No entanto, voltemos ao tema que o título desse texto suscita. Creio que disse que estava descontente com os resultados da eleição, mas deveria ter dito que estou descontente com essa eleição, independente de seus resultados, pois mais uma vez fomos impelidos à busca do candidato menos pior para depositarmos nosso voto e a ilusão que ele carrega nesse nosso sistema de democracia representativa (Maurício Tragtenberg apresenta muito bem isso em artigo de 1982 que tomo a liberdade de não pedir licença para reproduzir aqui um trecho que, quase em tom profético, fala muito sobre o PT de hoje: "O Partido dos Trabalhadores que inicialmente constituiu esperança de valorização da auto-organização dos mesmos, ao eleger o caminho eleitoral tende a formar, em cada trabalhador vereador, deputado ou senador, um ex-trabalhador.// Se não definir com clareza seu objetivo em termos de mudança estrutural, poderá ser cooptado pelo regime transformando-se em seu 'braço esquerdo'").

Mas, somente começaram a se delinear os resultados desse primeiro turno e as redes sociais ficaram alvoroçadas como é de seu feitio, repetindo como papagaios recalcados que o povo é burro e sem memória; que o gigante acordou, bebeu água, pegou vinte centavos e dormiu; que protestamos como nunca, mas votamos como sempre; que necessitamos de vestibular político; que não adianta mais protestar depois desses resultados; e uma série de impropérios. Impropérios contra O povo, como se a culpa residisse nos outros, nas terceiras pessoas do singular e do plural, estas sendo, portanto, o povo. Ledo engano, afinal, quando se trata de política, essa ação impura e forma moderna da tragédia, não existe inocentes; no máximo, inocentados. Será que aí não está implícito um preconceito medioclassista/elitista com o popular? Tenho fortes razões para crer que sim.

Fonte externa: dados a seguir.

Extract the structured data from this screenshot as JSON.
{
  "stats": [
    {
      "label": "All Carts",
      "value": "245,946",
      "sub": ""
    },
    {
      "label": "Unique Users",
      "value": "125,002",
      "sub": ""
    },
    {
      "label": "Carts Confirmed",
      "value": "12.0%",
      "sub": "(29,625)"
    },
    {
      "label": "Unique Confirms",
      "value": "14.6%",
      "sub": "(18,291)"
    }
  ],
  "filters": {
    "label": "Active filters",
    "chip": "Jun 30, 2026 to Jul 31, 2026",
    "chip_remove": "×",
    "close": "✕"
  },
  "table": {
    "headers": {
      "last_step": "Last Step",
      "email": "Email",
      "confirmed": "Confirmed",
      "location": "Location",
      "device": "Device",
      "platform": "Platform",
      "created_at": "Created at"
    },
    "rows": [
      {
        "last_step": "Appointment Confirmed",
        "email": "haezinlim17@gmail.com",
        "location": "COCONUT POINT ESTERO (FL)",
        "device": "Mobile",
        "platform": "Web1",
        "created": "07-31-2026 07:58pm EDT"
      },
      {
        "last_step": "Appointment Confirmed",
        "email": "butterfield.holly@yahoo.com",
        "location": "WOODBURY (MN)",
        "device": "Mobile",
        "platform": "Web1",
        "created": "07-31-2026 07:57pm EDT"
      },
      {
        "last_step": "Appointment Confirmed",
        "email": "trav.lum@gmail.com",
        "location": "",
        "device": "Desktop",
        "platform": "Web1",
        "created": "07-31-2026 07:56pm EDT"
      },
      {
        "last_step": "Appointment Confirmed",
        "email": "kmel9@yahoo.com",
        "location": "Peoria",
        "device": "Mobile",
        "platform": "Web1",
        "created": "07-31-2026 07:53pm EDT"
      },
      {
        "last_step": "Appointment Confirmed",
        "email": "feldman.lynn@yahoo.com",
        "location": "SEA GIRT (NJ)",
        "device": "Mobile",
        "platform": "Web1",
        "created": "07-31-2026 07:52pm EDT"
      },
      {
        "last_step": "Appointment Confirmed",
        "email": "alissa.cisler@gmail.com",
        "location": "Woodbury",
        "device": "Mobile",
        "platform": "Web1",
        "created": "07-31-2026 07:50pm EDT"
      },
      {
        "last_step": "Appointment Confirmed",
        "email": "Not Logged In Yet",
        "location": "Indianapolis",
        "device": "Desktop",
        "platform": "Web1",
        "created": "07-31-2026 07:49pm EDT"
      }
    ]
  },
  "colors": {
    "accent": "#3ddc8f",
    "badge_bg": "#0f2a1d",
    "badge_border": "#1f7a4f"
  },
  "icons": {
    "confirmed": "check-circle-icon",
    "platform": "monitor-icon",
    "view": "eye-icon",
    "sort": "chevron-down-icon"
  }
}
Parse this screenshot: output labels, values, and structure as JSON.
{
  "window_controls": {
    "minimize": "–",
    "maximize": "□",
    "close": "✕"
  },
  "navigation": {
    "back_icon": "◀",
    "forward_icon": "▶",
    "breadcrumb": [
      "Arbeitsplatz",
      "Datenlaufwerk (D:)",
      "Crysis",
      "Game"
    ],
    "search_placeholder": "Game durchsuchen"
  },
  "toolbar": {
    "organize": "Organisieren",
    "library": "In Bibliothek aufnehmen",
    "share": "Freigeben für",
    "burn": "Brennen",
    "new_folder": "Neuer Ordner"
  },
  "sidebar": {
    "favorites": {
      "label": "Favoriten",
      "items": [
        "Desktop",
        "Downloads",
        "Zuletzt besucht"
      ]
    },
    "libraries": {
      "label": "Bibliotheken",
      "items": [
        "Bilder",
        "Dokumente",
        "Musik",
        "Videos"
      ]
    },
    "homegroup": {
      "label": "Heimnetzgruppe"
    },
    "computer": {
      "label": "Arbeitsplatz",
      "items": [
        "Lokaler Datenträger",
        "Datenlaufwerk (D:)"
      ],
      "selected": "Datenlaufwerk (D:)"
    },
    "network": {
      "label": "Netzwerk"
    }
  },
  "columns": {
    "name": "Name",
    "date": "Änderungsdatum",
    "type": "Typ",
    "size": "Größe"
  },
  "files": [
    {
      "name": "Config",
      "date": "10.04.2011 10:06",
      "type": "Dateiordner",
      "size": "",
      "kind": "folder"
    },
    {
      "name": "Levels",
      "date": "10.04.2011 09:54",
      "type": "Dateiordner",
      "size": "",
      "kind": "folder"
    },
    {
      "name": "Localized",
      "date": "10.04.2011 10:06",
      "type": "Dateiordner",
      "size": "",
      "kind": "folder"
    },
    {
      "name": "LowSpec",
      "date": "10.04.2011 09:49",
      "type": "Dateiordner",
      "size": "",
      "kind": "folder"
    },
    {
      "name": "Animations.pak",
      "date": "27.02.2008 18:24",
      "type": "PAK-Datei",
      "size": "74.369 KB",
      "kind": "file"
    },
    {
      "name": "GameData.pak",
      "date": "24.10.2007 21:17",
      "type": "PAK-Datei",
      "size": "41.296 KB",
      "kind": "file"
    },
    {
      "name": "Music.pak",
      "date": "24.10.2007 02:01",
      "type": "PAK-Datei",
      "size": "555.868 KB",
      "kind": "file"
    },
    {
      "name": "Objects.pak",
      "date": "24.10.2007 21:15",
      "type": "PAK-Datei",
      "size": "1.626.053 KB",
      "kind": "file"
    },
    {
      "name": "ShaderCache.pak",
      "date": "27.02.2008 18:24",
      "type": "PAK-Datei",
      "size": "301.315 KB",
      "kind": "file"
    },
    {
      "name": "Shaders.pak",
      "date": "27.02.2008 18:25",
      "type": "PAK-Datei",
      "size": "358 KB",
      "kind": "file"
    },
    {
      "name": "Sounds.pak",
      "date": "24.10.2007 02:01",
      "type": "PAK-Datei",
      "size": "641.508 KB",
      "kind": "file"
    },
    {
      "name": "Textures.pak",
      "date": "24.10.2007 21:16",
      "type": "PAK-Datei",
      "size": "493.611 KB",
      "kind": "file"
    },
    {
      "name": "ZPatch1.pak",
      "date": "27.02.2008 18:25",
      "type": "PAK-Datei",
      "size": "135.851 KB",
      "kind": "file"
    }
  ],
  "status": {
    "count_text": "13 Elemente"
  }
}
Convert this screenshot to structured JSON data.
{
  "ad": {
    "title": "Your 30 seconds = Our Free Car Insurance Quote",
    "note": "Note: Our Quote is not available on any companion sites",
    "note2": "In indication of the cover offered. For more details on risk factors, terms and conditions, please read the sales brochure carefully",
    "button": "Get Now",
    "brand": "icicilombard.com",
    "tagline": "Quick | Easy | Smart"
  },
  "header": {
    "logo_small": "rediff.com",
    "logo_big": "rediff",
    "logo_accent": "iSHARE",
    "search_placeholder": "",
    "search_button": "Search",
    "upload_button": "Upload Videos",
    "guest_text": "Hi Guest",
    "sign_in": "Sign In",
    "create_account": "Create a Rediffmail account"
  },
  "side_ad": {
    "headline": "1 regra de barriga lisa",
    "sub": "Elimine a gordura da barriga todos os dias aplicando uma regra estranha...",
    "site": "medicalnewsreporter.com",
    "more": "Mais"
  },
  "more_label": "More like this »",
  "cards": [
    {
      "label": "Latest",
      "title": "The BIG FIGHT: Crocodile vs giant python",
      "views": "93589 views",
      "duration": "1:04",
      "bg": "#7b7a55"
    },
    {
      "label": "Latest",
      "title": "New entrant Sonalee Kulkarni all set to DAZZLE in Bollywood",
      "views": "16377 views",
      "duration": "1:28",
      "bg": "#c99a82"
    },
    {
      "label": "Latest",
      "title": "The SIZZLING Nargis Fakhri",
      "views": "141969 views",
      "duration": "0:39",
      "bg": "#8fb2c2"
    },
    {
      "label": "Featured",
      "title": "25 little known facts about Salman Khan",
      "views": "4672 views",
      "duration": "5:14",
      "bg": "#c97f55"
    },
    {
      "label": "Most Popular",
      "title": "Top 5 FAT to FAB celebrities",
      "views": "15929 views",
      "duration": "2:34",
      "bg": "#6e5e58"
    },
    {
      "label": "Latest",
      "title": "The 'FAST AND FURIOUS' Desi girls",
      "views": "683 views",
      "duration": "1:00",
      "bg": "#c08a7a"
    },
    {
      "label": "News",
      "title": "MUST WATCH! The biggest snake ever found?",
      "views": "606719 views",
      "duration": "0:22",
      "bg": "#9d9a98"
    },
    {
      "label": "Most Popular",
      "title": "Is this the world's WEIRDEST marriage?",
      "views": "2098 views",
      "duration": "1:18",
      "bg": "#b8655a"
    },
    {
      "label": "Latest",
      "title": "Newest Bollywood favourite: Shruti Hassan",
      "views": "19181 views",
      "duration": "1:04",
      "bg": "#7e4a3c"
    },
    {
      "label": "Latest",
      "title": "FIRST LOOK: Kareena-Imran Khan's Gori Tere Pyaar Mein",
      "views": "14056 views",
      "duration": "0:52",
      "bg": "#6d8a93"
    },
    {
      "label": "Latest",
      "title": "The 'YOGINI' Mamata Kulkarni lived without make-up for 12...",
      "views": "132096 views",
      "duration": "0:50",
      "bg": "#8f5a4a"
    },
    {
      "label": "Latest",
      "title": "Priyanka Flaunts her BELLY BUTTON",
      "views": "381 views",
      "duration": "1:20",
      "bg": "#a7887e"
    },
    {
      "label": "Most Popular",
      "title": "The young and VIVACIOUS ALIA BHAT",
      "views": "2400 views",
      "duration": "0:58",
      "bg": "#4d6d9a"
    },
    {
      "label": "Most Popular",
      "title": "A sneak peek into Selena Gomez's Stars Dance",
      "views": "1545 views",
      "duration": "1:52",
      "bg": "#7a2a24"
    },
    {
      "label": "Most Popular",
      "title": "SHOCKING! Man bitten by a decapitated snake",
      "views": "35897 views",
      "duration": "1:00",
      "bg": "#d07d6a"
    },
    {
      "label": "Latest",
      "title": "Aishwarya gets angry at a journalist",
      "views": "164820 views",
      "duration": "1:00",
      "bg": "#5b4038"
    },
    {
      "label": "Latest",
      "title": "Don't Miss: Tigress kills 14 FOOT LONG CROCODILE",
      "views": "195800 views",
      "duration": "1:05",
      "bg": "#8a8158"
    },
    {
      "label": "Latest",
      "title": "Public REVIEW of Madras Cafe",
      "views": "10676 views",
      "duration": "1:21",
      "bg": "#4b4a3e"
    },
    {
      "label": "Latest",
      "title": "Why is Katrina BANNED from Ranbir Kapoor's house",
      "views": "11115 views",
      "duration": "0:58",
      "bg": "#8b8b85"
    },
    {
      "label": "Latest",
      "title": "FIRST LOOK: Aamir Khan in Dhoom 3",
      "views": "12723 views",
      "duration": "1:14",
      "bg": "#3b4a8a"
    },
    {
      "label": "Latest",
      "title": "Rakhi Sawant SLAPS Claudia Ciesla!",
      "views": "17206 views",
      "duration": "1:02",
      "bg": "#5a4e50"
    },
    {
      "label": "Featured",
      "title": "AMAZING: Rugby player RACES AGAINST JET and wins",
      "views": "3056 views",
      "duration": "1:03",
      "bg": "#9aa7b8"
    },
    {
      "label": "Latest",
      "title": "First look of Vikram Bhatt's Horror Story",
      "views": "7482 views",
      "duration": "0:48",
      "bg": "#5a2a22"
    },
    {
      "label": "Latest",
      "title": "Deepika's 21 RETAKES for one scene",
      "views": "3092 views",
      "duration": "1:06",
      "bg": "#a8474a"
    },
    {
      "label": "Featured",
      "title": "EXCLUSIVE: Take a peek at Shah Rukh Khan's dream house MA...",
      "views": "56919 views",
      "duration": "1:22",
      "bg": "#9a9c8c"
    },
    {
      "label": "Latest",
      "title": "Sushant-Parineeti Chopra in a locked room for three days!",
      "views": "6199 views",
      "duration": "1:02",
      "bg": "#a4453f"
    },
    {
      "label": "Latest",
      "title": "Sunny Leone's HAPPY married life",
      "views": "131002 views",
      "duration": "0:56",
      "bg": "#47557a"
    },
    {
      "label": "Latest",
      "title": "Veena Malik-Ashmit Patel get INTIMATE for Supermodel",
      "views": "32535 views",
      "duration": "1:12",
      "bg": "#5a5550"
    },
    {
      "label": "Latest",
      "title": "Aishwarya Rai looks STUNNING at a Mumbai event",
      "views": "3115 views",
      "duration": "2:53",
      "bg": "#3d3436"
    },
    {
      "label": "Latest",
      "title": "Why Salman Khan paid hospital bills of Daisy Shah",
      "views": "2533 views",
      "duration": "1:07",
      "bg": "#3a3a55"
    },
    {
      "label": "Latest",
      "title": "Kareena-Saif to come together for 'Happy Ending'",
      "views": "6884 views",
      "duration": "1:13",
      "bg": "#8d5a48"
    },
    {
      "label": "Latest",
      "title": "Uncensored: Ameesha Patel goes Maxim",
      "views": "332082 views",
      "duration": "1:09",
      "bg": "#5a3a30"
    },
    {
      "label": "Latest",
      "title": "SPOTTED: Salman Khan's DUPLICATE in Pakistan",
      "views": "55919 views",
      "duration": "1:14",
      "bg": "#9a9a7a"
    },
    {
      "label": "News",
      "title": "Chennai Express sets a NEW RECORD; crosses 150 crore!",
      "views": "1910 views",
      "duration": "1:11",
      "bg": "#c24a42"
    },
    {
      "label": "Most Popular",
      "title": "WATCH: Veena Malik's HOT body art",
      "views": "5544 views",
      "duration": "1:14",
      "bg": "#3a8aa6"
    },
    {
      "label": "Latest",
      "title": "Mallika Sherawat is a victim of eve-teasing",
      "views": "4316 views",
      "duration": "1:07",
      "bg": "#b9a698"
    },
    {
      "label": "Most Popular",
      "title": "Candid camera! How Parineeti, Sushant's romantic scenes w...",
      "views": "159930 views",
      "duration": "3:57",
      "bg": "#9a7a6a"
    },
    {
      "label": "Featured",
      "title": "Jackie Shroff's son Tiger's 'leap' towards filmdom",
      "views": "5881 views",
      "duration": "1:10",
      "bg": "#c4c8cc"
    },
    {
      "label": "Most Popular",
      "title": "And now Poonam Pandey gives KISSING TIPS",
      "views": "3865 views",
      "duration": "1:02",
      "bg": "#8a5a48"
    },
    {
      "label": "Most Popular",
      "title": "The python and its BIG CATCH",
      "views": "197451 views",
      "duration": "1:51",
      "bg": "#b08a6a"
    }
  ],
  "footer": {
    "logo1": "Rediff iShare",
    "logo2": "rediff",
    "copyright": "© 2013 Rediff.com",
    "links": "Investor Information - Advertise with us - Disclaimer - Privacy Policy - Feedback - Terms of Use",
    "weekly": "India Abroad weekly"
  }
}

E é triste ver que isso é um pensamento e um argumento reproduzido muitas vezes sem se debruçar minimamente sobre ele. Estendo a ele a mesma reflexão que fiz no texto (Foi pra rua? Vem pra urna!)?!: a de que sua reprodução pode contribuir para o desvanecimento da participação política tão importante para o impulsionamento de mudanças estruturais que nos são necessárias, com as quais nos será permitido ver uma possibilidade de não mais engolir o pior ou, quando muito, o menos pior.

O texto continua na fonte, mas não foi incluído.